Zonder neus geen geur van de Amstel
die tot in mijn jaarringen doordringt.
Geen mond verborgen in mijn bast,
geen knobbel geprogrammeerd
om uw taal te leren.
Met de reikwijdte van mijn takken,
als mijn opengeslagen armen,
heet ik u welkom en neem ik het woord.
In steen ter planeet geworpen -
een zonnetje of honderd,
in het regenachtigesamengevat
tot een stuk of acht,
(kort
en bondig.)
Een frisse blik op tweehonderd jaren,
waar enig obstructie de voetganger belemmert.
Tussen de radiogolven en asfaltlagen
kleuren geulen groen en voortreffelijk.
Waar een kunstenaar naar inspiratie zoekt
liggen de letters letterlijk te grijp.
Wandelt er een man richting Amstelhoek,
beveelt hij zijn hond: "Zit, en kijk!" -
Een vlinder werpt
een blik naar rechts,
fladdert fabelachtig richting Thamerlaan.

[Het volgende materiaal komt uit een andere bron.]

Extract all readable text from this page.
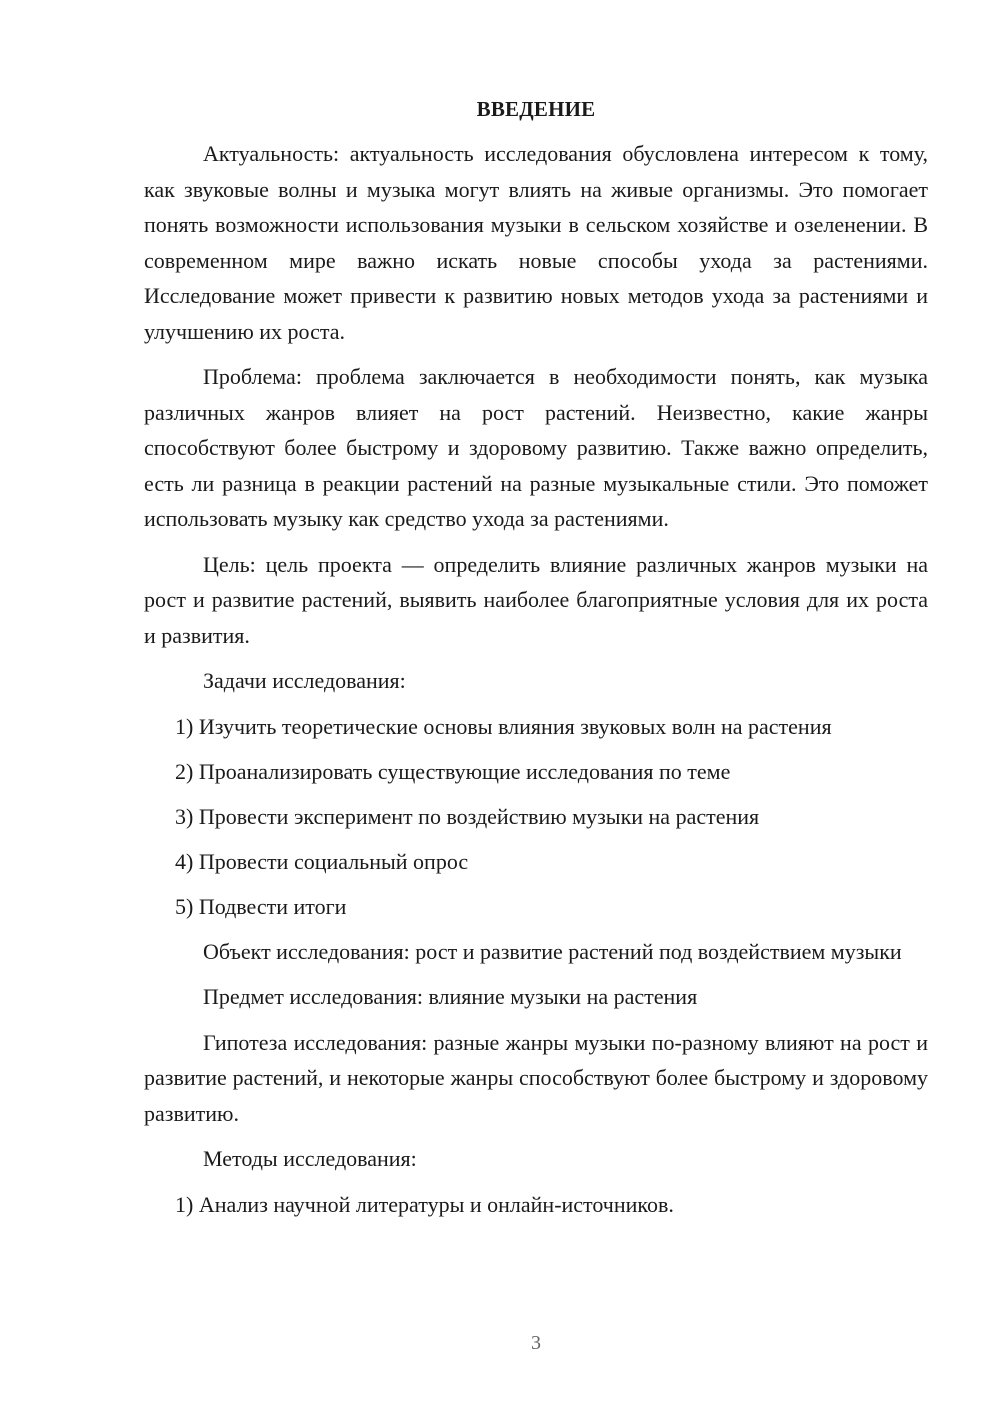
ВВЕДЕНИЕ

Актуальность: актуальность исследования обусловлена интересом к тому, как звуковые волны и музыка могут влиять на живые организмы. Это помогает понять возможности использования музыки в сельском хозяйстве и озеленении. В современном мире важно искать новые способы ухода за растениями. Исследование может привести к развитию новых методов ухода за растениями и улучшению их роста.

Проблема: проблема заключается в необходимости понять, как музыка различных жанров влияет на рост растений. Неизвестно, какие жанры способствуют более быстрому и здоровому развитию. Также важно определить, есть ли разница в реакции растений на разные музыкальные стили. Это поможет использовать музыку как средство ухода за растениями.

Цель: цель проекта — определить влияние различных жанров музыки на рост и развитие растений, выявить наиболее благоприятные условия для их роста и развития.

Задачи исследования:

1) Изучить теоретические основы влияния звуковых волн на растения
2) Проанализировать существующие исследования по теме
3) Провести эксперимент по воздействию музыки на растения
4) Провести социальный опрос
5) Подвести итоги

Объект исследования: рост и развитие растений под воздействием музыки

Предмет исследования: влияние музыки на растения

Гипотеза исследования: разные жанры музыки по-разному влияют на рост и развитие растений, и некоторые жанры способствуют более быстрому и здоровому развитию.

Методы исследования:

1) Анализ научной литературы и онлайн-источников.
3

Op het zebrapad babbelen mensen
over het omzien naar elkaar.
Over ouders, kinderen en kleinkinderen,
over hoe dit dorp eigenzinnig blijft.
Over hoe die beuk daar in het midden
regel na regel een gedichtje schrijft.
Ik weet niet wat
de toekomst brengen zal.
Of ik in splinters zal worden geknipt,
hoe het landschap
om mij heen zal meanderen,
of ik door vliegende auto's zal worden gepasseerd.
Maar tot ver in de eeuwigheid
zullen deze woorden blijven boeien,
zullen ze in stilte - doch immer ijverig
elke inwoner en bezoeker begroeten.
Per omgaande ben ik,
uit kop en romp gewrongen,
de klank die harten doet smelten
tot magma - verstelt
met donzig brons.
De haargrens van de aarde
in wortels,
kronkels
en woorden begraven -
ik sta hier, trots,
op sokkel,
omringd met úw verhalen.
Terug naar overzicht
Vind je dat er informatie over dit gedicht ontbreekt? Stuur een mail naar
info@straatpoezie.nl met de titel en locatie van het gedicht en de aanvullende informatie.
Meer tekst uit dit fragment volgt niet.